Ci-gît Nicolas Bulloz

Un être incroyable et merveilleux vient de mourir. Il était né en 1955. Il était sculpteur et se nommait Nicolas Bulloz. Il descendait d'une lignée de photographes (« cliché Bulloz », était-il souvent inscrit en marge des vues illustrant nos manuels scolaires), dont les établissements du 21 rue Bonaparte résistèrent, tout au long du siècle dernier, à la transformation du VIe arrondissement de Paris, qui a fini par chasser l'être au profit de l'avoir.

L'ancêtre, Jacques-Ernest Bulloz (1858- 1942), avait mitraillé Rodin sous toutes les coutures. Nicolas Bulloz allait boucler la boucle en se lançant éperdument dans la sculpture. Un jour, le déclic se fit chez lui, dans son VIe arrondis- sement familial : il se mit à tailler une antique borne de l'ancien Paris, avec une ardeur créatrice qui le conduisit au commissariat de la place Saint-Sulpice. Mais rien ne devait plus l'arrêter.

Nicolas Bulloz, dans les années 1970, vivait des Beaux-Arts et d'eau fraîche : gardien de nuit au théâtre de l'Odéon, flânant le jour au Luxembourg, transformant la moindre ferraille en déesse stéatopyge et tout bloc de pierre en cheval, en griffon, en chimère. Ses œuvres étaient belles, il ne se souciait pas de les vendre, d'autres le feront peut-être un jour à sa place. Il semait les stèles, les têtes et les torses.

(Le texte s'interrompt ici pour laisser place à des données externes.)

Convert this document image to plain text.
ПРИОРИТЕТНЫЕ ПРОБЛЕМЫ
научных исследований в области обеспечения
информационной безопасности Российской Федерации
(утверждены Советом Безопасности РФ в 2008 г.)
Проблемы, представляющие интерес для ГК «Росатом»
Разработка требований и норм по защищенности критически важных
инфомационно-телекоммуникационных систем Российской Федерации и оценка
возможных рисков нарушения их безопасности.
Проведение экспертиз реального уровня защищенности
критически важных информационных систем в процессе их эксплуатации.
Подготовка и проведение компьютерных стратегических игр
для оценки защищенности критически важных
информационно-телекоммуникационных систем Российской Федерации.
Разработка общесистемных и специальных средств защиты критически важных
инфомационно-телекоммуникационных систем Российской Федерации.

Et puis son génie trouva son emploi. Nicolas Bulloz allait offrir à la cathédrale de Reims, à celle de Chartres et à de plus petites églises ce que leur avaient ôté les outrages du temps, les guerres, la foudre et les grêlons : il allait refaire des prophètes, des frises, des anges, une vache et une Pietà (dans l'Aube, à Sainte-Savine).

 

 

 

 

Nicolas Bulloz était un vivant discret comme une ombre, intense comme l'éclair, qui vous aimantait au premier regard. Son coup d'œil s'avérait secrètement infaillible. Il a lutté comme un damné contre la maladie, avant de rejoindre la nuit des séraphins.